私は、これまで戦争映画を数多くとは言えないが、印象深い作品は「火垂るの墓」

「硝子のうさぎ」「ひめゆりの塔」「きけ、わだつみの声」「男たちの大和」など他にもあるが、いま挙げた作品は衝撃的で感動した作品である。

 そして1984年に公開された「零戦燃ゆ」も印象深い作品であった。激化する第二次世界大戦の真っ只中、若者達は国のために零戦で大空を掛け、散っていく悲しい物語である。作品の中で、戦闘機の乗った若者達が、もう助からないと覚悟を決め敵に体当たりする時、仲間の零戦のパイロットに敬礼する場面は、とても見ていて辛かった。そして敵の空母に体当たりする直前、1人の若者が涙を流しながら「母さん・・・。」と呟き・・・。


 この作品の主人公は加山雄三になっているが、作品の内容からすると零戦のプロのパイロット役の堤大二郎が真の主人公である。
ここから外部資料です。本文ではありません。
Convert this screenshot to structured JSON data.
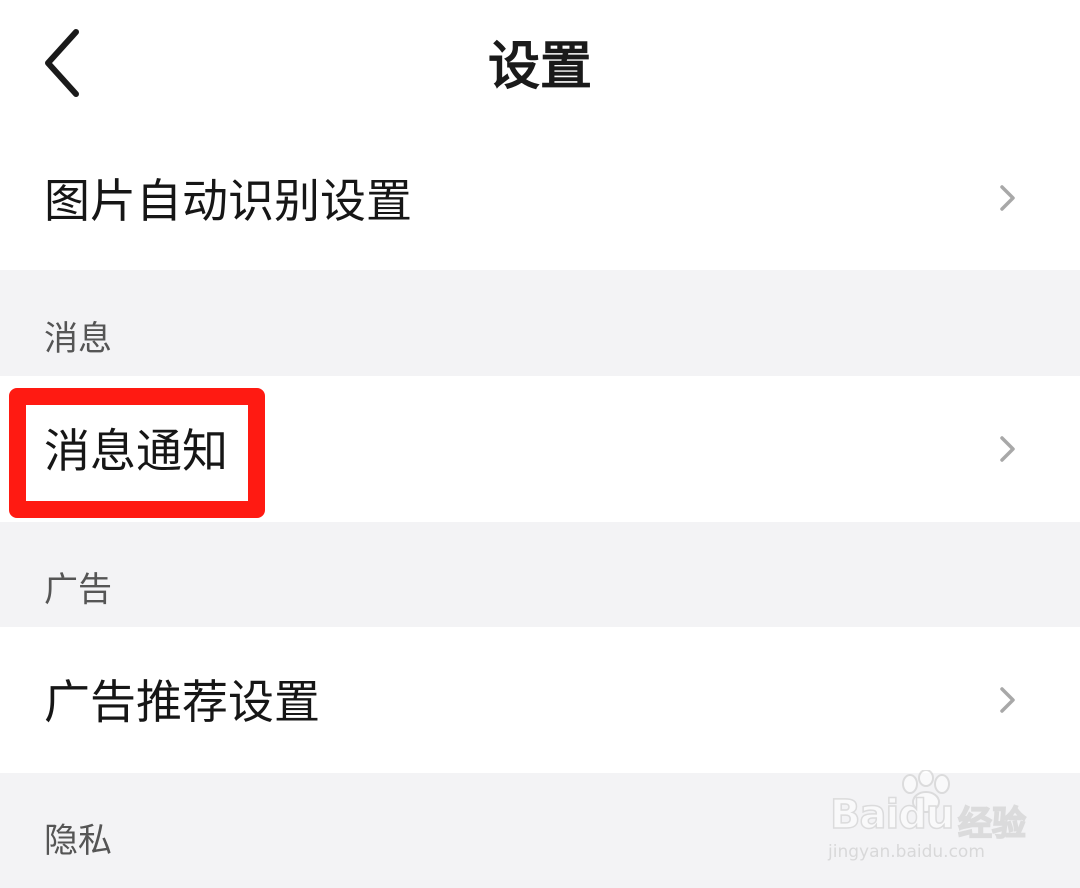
{
  "header": {
    "title": "设置",
    "back_icon": "chevron-left-icon"
  },
  "settings": {
    "image_recognition": {
      "label": "图片自动识别设置",
      "icon": "chevron-right-icon"
    },
    "messages_section": {
      "header": "消息",
      "notifications": {
        "label": "消息通知",
        "icon": "chevron-right-icon"
      }
    },
    "ads_section": {
      "header": "广告",
      "ad_recommend": {
        "label": "广告推荐设置",
        "icon": "chevron-right-icon"
      }
    },
    "privacy_section": {
      "header": "隐私"
    }
  },
  "highlight": {
    "color": "#ff1a12"
  },
  "watermark": {
    "brand": "Baidu",
    "suffix": "经验",
    "url": "jingyan.baidu.com"
  },
  "colors": {
    "page_background": "#f3f3f5",
    "row_background": "#ffffff",
    "chevron": "#a8a8a8"
  }
}
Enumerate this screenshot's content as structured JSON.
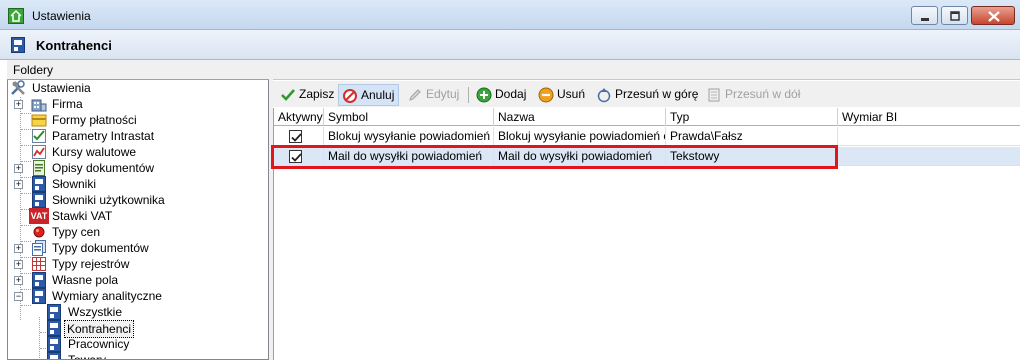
{
  "window": {
    "title": "Ustawienia"
  },
  "header": {
    "title": "Kontrahenci"
  },
  "folders": {
    "title": "Foldery",
    "root": "Ustawienia",
    "items": [
      "Firma",
      "Formy płatności",
      "Parametry Intrastat",
      "Kursy walutowe",
      "Opisy dokumentów",
      "Słowniki",
      "Słowniki użytkownika",
      "Stawki VAT",
      "Typy cen",
      "Typy dokumentów",
      "Typy rejestrów",
      "Własne pola",
      "Wymiary analityczne"
    ],
    "subitems": [
      "Wszystkie",
      "Kontrahenci",
      "Pracownicy",
      "Towary"
    ],
    "vat_badge": "VAT"
  },
  "toolbar": {
    "save": "Zapisz",
    "cancel": "Anuluj",
    "edit": "Edytuj",
    "add": "Dodaj",
    "delete": "Usuń",
    "move_up": "Przesuń w górę",
    "move_down": "Przesuń w dół"
  },
  "grid": {
    "columns": [
      "Aktywny",
      "Symbol",
      "Nazwa",
      "Typ",
      "Wymiar BI"
    ],
    "rows": [
      {
        "active": true,
        "symbol": "Blokuj wysyłanie powiadomień o...",
        "name": "Blokuj wysyłanie powiadomień o...",
        "type": "Prawda\\Fałsz",
        "bi": ""
      },
      {
        "active": true,
        "symbol": "Mail do wysyłki powiadomień",
        "name": "Mail do wysyłki powiadomień",
        "type": "Tekstowy",
        "bi": ""
      }
    ]
  },
  "colors": {
    "highlight": "#e0161c",
    "selected_row": "#dbe7f4"
  }
}
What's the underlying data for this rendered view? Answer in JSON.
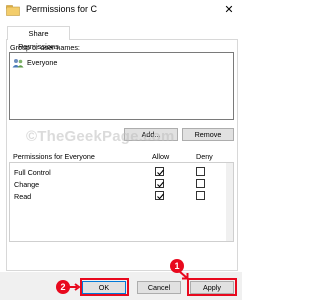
{
  "window": {
    "title": "Permissions for C",
    "close_glyph": "✕"
  },
  "tabs": [
    {
      "label": "Share Permissions"
    }
  ],
  "group_section": {
    "label": "Group or user names:",
    "items": [
      {
        "name": "Everyone",
        "icon": "users-icon"
      }
    ]
  },
  "buttons": {
    "add": "Add...",
    "remove": "Remove",
    "ok": "OK",
    "cancel": "Cancel",
    "apply": "Apply"
  },
  "permissions": {
    "label": "Permissions for Everyone",
    "allow_header": "Allow",
    "deny_header": "Deny",
    "rows": [
      {
        "name": "Full Control",
        "allow": true,
        "deny": false
      },
      {
        "name": "Change",
        "allow": true,
        "deny": false
      },
      {
        "name": "Read",
        "allow": true,
        "deny": false
      }
    ]
  },
  "annotations": {
    "badge_1": "1",
    "badge_2": "2",
    "highlight_color": "#e8091e"
  },
  "watermark": "©TheGeekPage.com"
}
加山雄三は、作品が始まって30分弱で殉職してしまっているのに堤大二郎は零戦でアメリカ戦闘機を次々に撃墜させる程の活躍を見せたが、何故彼が主人公ではなかったのか? 当時、堤大二郎は俳優としては、まだネームバリューが低いという事で、加山雄三が主人公であるが、堤大二郎は主人公以上の活躍を見せた。


 そして作品のヒロイン、早見優は当時人気アイドルで作品内では当初、橋爪淳に思いを寄せていたが、次第に零戦のパイロットの堤大二郎に・・・。堤大二郎の役柄は零戦のパイロットとしての腕は超一流だが、軍人で戦地で生きるか死ぬかの緊張感で生きてきただけに不器用で武骨な面が強く、女性にも弱いところもあったため、いつ命を落とすかわからない自分と一緒になる事を恐れた彼は彼女を突き放してしまう・・・。それが彼の彼女への精一杯の優しさだったのかも知れない。


 戦争映画は若者達の青春を描きながらも「戦争」によって、もぎ取られてしまう悲惨さもある。それは「零戦燃ゆ」だけでなく他の作品でも描かれている。誰が悪いというわけではなく一番悪いのは「戦争」である。